Mulai Keerai Kootu or Thotakura Kootu is a healthy and delicious South Indian lentil-based stew or gravy using amaranth leaves, coconut and spices. This is a great side dish for hot steamed rice. Amaranth leaves are very popular in India and can be used in wide range of dishes such as Thotakura Sambar, Corn Amaranth Pakora, Thotakura Pulusu Koora and Thotakura Pappu.
Few More South Indian Recipes
- Besan Coconut Stuffed Brinjal
- Gutti Dondakaya Ulli Karam
- Vendakka Thoran
- Rava Upma
- Instant Ragi Idli
- Sorakaya Vadalu
How to Make Thotakura Kootu Recipe below:
Thotakura Kootu or Mulai Keerai Kootu Recipe
- 1 cup Amaranth Leaves finely chopped
- ¼ cup Moong Dal
- 1 Tomato
- 1 Onion
- ⅛ tsp Turmeric Powder
- ¼ cup Grated Fresh Coconut
- ½ tsp Rice Flour
- ½ tsp Mustard Seeds
- ½ tsp Urad Dal
- ½ tsp Cumin Seeds
- A pinch of Hing
- Red Chilli Powder as needed
- Salt to taste
- 2 tsp Oil
- Pressure cook the rinsed moong dal with turmeric powder and ¾th cup of water until soft.

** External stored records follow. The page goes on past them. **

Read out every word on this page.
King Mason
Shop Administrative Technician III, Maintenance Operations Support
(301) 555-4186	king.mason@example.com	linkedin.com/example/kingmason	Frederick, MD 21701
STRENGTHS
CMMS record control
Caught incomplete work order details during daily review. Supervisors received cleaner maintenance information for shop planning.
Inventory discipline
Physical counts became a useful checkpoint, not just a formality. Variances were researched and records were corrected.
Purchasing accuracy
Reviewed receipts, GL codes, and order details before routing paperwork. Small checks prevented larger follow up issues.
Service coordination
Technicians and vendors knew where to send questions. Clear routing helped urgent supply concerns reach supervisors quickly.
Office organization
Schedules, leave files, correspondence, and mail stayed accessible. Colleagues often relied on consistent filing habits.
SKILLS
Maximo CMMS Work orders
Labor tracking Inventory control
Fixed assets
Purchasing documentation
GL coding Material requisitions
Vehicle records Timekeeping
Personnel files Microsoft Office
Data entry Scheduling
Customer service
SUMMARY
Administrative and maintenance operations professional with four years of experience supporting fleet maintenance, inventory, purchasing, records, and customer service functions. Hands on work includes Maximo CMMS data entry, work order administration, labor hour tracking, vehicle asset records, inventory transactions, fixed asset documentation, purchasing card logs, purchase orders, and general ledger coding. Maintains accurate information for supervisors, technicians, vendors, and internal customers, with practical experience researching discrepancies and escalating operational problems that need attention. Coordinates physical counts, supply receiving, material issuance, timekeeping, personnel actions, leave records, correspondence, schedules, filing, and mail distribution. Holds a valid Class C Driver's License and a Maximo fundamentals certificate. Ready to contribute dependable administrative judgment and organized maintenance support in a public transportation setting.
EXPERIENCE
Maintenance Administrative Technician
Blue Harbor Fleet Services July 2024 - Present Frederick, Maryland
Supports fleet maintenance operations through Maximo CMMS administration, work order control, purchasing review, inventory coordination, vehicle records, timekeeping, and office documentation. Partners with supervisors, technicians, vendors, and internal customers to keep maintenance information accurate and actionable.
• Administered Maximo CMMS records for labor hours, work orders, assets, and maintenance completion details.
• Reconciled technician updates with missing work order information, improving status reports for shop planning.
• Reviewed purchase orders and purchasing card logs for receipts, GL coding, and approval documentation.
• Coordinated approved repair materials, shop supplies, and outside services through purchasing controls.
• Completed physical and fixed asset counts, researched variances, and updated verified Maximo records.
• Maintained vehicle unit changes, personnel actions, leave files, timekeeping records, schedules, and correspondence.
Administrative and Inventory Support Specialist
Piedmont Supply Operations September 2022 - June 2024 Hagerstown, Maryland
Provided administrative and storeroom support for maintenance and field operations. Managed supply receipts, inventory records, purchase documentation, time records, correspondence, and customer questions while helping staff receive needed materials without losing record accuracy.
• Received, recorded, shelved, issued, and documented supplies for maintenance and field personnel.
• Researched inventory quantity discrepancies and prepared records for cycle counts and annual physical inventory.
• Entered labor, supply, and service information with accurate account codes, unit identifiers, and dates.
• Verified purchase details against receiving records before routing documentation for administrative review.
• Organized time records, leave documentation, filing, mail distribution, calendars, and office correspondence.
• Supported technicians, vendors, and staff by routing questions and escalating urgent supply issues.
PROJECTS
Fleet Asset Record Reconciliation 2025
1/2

Mash the cooked dal and set aside.
- Grind the coconut with rice flour and water to a fine paste and set aside.
- Remove the root part of the amaranth greens and wash them twice in plenty of water.

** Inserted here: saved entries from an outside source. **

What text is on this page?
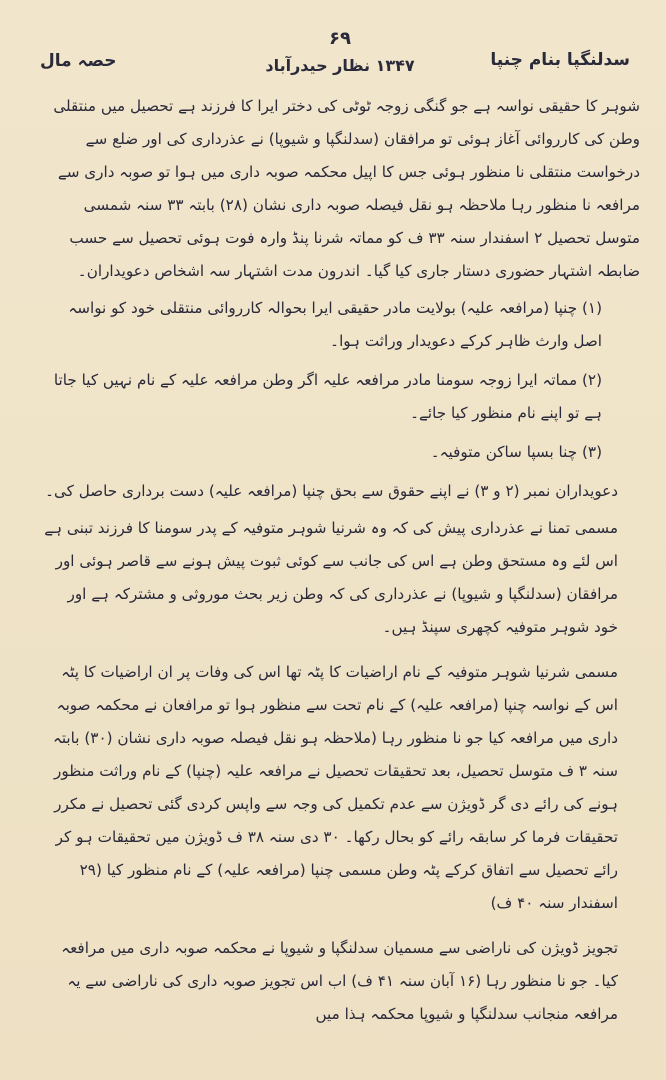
سدلنگپا بنام چنپا
۶۹
۱۳۴۷ نظار حیدرآباد
حصہ مال

شوہر کا حقیقی نواسہ ہے جو گنگی زوجہ ٹوٹی کی دختر ایرا کا فرزند ہے تحصیل میں منتقلی وطن کی کارروائی آغاز ہوئی تو مرافقان (سدلنگپا و شیوپا) نے عذرداری کی اور ضلع سے درخواست منتقلی نا منظور ہوئی جس کا اپیل محکمہ صوبہ داری میں ہوا تو صوبہ داری سے مرافعہ نا منظور رہا ملاحظہ ہو نقل فیصلہ صوبہ داری نشان (۲۸) بابتہ ۳۳ سنہ شمسی متوسل تحصیل ۲ اسفندار سنہ ۳۳ ف کو مماتہ شرنا پنڈ وارہ فوت ہوئی تحصیل سے حسب ضابطہ اشتہار حضوری دستار جاری کیا گیا۔ اندرون مدت اشتہار سہ اشخاص دعویداران۔

(۱) چنپا (مرافعہ علیہ) بولایت مادر حقیقی ایرا بحوالہ کارروائی منتقلی خود کو نواسہ اصل وارث ظاہر کرکے دعویدار وراثت ہوا۔

(۲) مماتہ ایرا زوجہ سومنا مادر مرافعہ علیہ اگر وطن مرافعہ علیہ کے نام نہیں کیا جاتا ہے تو اپنے نام منظور کیا جائے۔

(۳) چنا بسپا ساکن متوفیہ۔

دعویداران نمبر (۲ و ۳) نے اپنے حقوق سے بحق چنپا (مرافعہ علیہ) دست برداری حاصل کی۔

مسمی تمنا نے عذرداری پیش کی کہ وہ شرنیا شوہر متوفیہ کے پدر سومنا کا فرزند تبنی ہے اس لئے وہ مستحق وطن ہے اس کی جانب سے کوئی ثبوت پیش ہونے سے قاصر ہوئی اور مرافقان (سدلنگپا و شیوپا) نے عذرداری کی کہ وطن زیر بحث موروثی و مشترکہ ہے اور خود شوہر متوفیہ کچھری سپنڈ ہیں۔

مسمی شرنیا شوہر متوفیہ کے نام اراضیات کا پٹہ تھا اس کی وفات پر ان اراضیات کا پٹہ اس کے نواسہ چنپا (مرافعہ علیہ) کے نام تحت سے منظور ہوا تو مرافعان نے محکمہ صوبہ داری میں مرافعہ کیا جو نا منظور رہا (ملاحظہ ہو نقل فیصلہ صوبہ داری نشان (۳۰) بابتہ سنہ ۳ ف متوسل تحصیل، بعد تحقیقات تحصیل نے مرافعہ علیہ (چنپا) کے نام وراثت منظور ہونے کی رائے دی گر ڈویژن سے عدم تکمیل کی وجہ سے واپس کردی گئی تحصیل نے مکرر تحقیقات فرما کر سابقہ رائے کو بحال رکھا۔ ۳۰ دی سنہ ۳۸ ف ڈویژن میں تحقیقات ہو کر رائے تحصیل سے اتفاق کرکے پٹہ وطن مسمی چنپا (مرافعہ علیہ) کے نام منظور کیا (۲۹ اسفندار سنہ ۴۰ ف)

تجویز ڈویژن کی ناراضی سے مسمیان سدلنگپا و شیوپا نے محکمہ صوبہ داری میں مرافعہ کیا۔ جو نا منظور رہا (۱۶ آبان سنہ ۴۱ ف) اب اس تجویز صوبہ داری کی ناراضی سے یہ مرافعہ منجانب سدلنگپا و شیوپا محکمہ ہذا میں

- In a vessel, add the chopped greens, chopped tomato and enough water. Cook till the greens are cooked well.
- Heat oil in a pan and add the mustard seeds, urad dal and cumin seeds and let them splutter. Add the hing and stir for a few seconds.
- Then add the chopped onion and saute until they are nice golden brown color.

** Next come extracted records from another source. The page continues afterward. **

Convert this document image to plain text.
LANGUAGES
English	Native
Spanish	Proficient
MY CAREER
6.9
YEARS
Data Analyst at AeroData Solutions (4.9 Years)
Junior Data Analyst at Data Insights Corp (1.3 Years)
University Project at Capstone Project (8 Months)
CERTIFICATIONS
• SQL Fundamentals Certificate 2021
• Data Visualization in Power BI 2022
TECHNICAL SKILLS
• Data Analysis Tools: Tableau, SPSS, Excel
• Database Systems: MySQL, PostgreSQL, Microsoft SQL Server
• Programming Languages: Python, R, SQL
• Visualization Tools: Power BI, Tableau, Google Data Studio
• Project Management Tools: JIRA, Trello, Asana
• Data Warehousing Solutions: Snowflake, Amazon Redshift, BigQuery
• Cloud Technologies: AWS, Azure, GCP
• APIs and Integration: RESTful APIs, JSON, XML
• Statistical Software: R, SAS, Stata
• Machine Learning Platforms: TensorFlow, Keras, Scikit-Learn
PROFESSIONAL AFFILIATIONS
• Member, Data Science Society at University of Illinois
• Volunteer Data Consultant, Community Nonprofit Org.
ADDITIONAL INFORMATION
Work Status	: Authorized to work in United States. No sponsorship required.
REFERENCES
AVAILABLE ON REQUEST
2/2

- Add the mashed lentils, cooked greens, ground coconut, salt and red chilli powder to the sauteed onions.
- Add a little water to adjust the consistency of the kootu.
- Mix well and bring it to a boil. Turn off the flame.
- Serve with rice and ghee.
Nutrition values are estimates only.